Wimbledon blow as Osaka and Nadal pull out and ticketing snags hit fans

Osaka will play Tokyo Olympics but Nadal will not

Naomi Osaka and Rafael Nadal have pulled out of this year’s Wimbledon, depriving the tournament of two of its biggest stars.

Osaka, the world No 2, has decided to spend time with her friends and family as she recovers from the mental health issues that led her to miss the French Open. But, encouragingly, a statement from her management company IMG said she would return for her home Olympics next month.

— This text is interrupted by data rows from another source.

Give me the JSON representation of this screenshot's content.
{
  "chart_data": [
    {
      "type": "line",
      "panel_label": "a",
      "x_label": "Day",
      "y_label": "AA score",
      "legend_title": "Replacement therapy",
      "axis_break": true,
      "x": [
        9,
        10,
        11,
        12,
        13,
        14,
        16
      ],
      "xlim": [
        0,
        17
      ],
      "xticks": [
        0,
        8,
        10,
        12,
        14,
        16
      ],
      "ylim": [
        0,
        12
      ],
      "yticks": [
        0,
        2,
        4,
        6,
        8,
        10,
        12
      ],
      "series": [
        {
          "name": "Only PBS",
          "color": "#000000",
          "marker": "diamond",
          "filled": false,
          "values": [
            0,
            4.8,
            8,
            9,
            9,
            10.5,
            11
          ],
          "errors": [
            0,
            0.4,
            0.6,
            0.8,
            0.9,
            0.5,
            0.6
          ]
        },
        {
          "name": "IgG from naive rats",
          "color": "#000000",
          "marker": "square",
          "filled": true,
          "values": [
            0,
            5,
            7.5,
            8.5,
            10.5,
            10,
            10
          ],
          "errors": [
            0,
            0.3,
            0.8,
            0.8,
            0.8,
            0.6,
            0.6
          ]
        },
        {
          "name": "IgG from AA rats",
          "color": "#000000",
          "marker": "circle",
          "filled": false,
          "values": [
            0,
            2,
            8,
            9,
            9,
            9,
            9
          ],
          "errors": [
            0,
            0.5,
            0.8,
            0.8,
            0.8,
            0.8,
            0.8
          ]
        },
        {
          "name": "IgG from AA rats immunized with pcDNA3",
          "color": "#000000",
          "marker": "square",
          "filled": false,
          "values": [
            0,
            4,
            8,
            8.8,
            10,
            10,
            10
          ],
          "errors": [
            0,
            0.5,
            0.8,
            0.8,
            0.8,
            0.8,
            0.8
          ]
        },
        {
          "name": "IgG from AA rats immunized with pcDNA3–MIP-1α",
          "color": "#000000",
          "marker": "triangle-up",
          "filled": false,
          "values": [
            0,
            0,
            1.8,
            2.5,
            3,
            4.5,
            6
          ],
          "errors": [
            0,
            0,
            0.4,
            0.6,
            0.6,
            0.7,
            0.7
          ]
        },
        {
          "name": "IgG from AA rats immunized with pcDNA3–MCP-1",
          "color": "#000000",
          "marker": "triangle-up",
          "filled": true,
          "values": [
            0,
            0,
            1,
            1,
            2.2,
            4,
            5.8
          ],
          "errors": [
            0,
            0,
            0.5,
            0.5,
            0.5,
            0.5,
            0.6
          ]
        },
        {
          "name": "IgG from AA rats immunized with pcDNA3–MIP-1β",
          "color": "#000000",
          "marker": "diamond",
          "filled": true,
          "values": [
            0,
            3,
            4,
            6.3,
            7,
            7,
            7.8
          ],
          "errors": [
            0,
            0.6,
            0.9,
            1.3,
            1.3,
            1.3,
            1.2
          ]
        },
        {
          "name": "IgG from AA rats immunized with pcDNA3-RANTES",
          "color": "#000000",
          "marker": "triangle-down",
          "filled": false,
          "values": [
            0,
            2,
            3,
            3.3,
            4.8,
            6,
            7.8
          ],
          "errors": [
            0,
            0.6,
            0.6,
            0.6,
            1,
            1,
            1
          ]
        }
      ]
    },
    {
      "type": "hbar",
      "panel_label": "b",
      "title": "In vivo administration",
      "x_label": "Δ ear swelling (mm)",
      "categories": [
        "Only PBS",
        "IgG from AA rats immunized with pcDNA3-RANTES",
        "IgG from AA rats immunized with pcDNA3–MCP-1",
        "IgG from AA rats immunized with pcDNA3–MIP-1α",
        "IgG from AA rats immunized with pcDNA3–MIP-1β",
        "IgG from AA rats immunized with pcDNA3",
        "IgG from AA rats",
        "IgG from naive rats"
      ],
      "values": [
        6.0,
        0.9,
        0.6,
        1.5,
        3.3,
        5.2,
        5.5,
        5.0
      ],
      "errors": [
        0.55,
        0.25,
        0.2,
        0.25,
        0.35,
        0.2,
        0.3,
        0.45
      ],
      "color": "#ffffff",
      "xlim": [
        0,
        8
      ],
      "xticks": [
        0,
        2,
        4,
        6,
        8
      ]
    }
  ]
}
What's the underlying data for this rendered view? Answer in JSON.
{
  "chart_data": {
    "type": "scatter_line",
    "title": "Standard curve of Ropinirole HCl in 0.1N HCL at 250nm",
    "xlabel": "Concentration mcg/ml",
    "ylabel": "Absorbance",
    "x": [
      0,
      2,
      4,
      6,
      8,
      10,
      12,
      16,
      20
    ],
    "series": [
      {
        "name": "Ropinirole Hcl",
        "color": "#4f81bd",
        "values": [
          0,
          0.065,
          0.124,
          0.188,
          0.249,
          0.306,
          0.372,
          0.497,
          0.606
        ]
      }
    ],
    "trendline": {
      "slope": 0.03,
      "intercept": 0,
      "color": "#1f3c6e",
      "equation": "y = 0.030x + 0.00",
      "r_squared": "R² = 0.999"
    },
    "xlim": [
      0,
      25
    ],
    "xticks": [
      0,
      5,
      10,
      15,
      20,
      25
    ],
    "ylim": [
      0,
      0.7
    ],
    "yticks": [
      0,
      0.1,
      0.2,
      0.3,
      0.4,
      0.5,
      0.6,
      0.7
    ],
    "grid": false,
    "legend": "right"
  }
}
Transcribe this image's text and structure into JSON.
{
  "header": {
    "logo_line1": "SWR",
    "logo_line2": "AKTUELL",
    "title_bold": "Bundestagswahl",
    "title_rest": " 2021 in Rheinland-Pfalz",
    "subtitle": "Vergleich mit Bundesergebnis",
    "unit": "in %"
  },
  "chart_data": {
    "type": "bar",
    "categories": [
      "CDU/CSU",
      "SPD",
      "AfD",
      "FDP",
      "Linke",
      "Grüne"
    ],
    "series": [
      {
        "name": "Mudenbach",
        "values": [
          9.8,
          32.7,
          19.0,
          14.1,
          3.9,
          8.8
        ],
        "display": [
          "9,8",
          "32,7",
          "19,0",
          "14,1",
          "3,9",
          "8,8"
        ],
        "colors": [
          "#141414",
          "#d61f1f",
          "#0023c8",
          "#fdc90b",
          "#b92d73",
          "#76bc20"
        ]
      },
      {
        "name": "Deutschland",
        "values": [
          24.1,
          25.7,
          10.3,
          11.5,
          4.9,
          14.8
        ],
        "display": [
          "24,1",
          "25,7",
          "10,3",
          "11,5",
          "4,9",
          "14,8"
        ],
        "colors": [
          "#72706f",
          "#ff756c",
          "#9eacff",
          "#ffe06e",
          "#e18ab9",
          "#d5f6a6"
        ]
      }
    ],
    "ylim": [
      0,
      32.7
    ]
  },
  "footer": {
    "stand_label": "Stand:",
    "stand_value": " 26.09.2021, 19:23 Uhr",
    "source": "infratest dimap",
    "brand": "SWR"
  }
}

“Naomi won’t be playing Wimbledon this year,” the statement read. “She is taking some personal time with friends and family. She will be ready for the Olympics and is excited to play in front of her home fans.”

Nadal, who won the last of his two All England Club titles in 2010, admitted the fortnight gap between the French Open and Wimbledon this year, rather than the usual three weeks, had played a significant part in his surprise announcement.

“It’s never an easy decision to take but after listening to my body and discussing it with my team I understand that it is the right decision,” said the 35-year-old Spaniard, whose run at Roland Garros this year ended with an intensely physical 4hr 11min semi-final defeat by Novak Djokovic.

“The goal is to prolong my career and continue to do what makes me happy, that is to compete at the highest level and keep fighting for those professional and personal goals at the maximum level of competition.

Rafael Nadal waves to the crowd after losing his French Open semi-final to Novak Djokovic
Rafael Nadal waves to the crowd after losing his French Open semi-final to Novak Djokovic. The Spaniard will not be at Wimbledon. Photograph: Yoan Valat/EPA

“The fact that there has only been two weeks between Roland Garros and Wimbledon didn’t make it easier on my body to recuperate.”

Nadal, a double Olympic champion having won gold in the singles in Beijing in 2008 and in the doubles with Marc López in Rio in 2016, confirmed he would also miss the Tokyo Games.

“The Olympic Games always meant a lot and they were always a priority,” he added. “But prevention of any kind of excess in my body is a very important factor at this stage of my career in order to try to keep fighting for the highest level of competition and titles.”

The double whammy of losing Osaka and Nadal came on a day that Wimbledon’s new online ticket platform also faced numerous technical gremlins and complaints.

Up to 110,000 tickets went on sale at 1pm via the Wimbledon website, with another 60,000 made available to the Lawn Tennis Association’s Advantage members through another platform. However, thousands of frustrated fans complained on social media that they could not complete their purchase on the official site.

More than a million people had registered for the MyWimbledon website, which was used this year instead of the traditional ballot because of the pandemic. However, some fans complained they were unable to complete their order as they had not received a required unique code – while others complained that the site would not accept payment from them.

In a statement Wimbledon pledged that extra tickets would be made available on Friday – and said many of the problems were caused by people not opting in to receiving marketing communications so they could be legally contacted.

“We issued codes to each guest who had registered and opted in, so that we could protect the purchase of only one pair of tickets per guest,” the statement added. “These codes were unique to each individual and were all issued by 12.50pm, ahead of the sale commencing at 1pm.

“The vast majority of guests have had no issues and successfully purchased tickets. We appreciate the disappointment of those who were not able to get tickets on this occasion, but there will be additional opportunities to purchase tickets for this year’s Championships.”

Meanwhile a Wimbledon spokesperson said they respected the decisions of Osaka and Nadal to miss this year’s tournament.

“Naomi Osaka and Rafa Nadal will be greatly missed by all of us at Wimbledon this year but we completely understand their decisions,” the spokesperson added. “We wish Noami a happy time with her friends and family and look forward to welcoming her back to Wimbledon next year.”